Isto porque a tentativa de tirar o espectador de um suposto lugar confortável é válida, pois  revela uma personalidade dos seus criadores, sobretudo daqueles que parecem estar em seu início de carreira e procuram estabelecer uma estética. E é por esta razão que “Solum”, de Vitória Vasconcellos, se sobressai. Ainda que exista um tom meio pretensioso e ela se perca no próprio enredo que criou, Vasconcellos entrega uma direção que mostra um potencial.

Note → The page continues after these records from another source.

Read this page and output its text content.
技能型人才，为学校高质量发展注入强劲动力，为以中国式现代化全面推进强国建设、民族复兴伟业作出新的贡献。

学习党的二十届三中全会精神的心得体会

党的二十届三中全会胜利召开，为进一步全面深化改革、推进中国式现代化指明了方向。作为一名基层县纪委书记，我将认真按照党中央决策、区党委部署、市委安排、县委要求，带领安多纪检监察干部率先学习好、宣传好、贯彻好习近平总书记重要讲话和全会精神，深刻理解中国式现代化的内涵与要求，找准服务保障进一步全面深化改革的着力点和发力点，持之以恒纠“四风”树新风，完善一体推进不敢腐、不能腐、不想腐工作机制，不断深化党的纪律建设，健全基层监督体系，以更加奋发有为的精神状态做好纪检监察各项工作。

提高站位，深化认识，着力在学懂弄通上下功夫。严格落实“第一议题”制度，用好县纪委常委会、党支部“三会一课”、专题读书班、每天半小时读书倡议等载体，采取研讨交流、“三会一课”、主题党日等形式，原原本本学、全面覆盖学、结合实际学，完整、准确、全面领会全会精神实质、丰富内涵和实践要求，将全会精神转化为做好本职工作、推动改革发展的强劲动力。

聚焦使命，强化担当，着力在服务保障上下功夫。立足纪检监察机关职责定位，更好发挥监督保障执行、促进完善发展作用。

O roteiro em si é solto e até ingênuo – como em seu desfecho, que coloca a protagonista em uma camisa de força -, mas a sua decupagem aumenta a qualidade do curta, com o uso dos quadros mais abertos e fechados para expressar os conflitos daquela personagem confusa e angustiada. 

Há um sufocamento que ela consegue transmitir através da sua direção e a própria personalidade da realizadora parece vazar para a tela, o que demonstra que há uma consciência artística e uma vontade de se colocar presente em seu trabalho. A direção de arte de Mackenzie Starr e a fotografia de Gabriel Guarano também fomentam esta ambientação focada em colocar na tela esta sensação de prisão que a figura central da trama possui. Há muito de sonho e pesadelo aqui também. Talvez, esta seja a característica que conecta todos os curtas-metragens pernambucanos exibidos no CinePE de 2022: a fantasia e a instauração de um clima no qual não se sabe exatamente o que faz parte do real ou não. 

“Último Dia” – Divulgação

Em “Último Dia”, de Armando Lôbo, o luto e a ópera se encontram, é o tom poético para tratar da morte e, ao mesmo tempo, sobre questões da cultura popular, que guia esta atmosfera do fantasioso. Além do fato de ser um musical com canto lírico, um dos elementos que mais chama a atenção aqui é o paralelo entre a estaticidade do elenco e as movimentações intensas e repetidas da câmera. O curta é quase um delírio, mas um delírio consciente, no qual há a exploração de um tom sarcástico para tratar de um momento teoricamente sofrido.  A proposta de convocar a poesia para falar sobre uma temática pesada também aparece em “Contos de Amor e Crime”, de Natali Assunção. 

O curta-metragem é uma adaptação em vídeo da obra do escritor Marcelino Freire, que tem como foco discutir o racismo, mas também tratando sobre o amor e a resistência. O espaço urbano combinado com as marcas das atrizes principais fomentam esta estética poética. Da lista desta Mostra, talvez esta seja a obra que remete mais ao real, ao cru e ao cotidiano. Todavia, são as palavras e as histórias presentes no texto de Freire que entregam esta impressão de que há um tom ficcional que remete a algo de fábula, mesmo que ao redor existam tantos prédios, tanta dureza e repressões. 

São nestas aflições, confusões, medos e incertezas que se cria uma linha condutora dentro da Mostra Competitiva Curtas-Metragens Pernambucos. Há um mérito da curadoria de Nayara Reynaud e Edu Fernandes em mesclar estas produções que são tão distintas e semelhantes ao mesmo tempo. Os filmes se aproximam ao tentar convocar linguagens criativas, buscando o lúdico e/ou poético para abordar os seus temas, mas são tão singulares e complexos em suas estéticas, que cada um poderia ter textos individuais longos, a partir de suas propostas. No entanto, o que cabe observar agora neste texto é que esta foi uma Mostra na qual foi possível enxergar potenciais e certo frescor dentro do cinema de Pernambuco.

*Enoe Lopes Pontes fez parte do Júri Abraccine.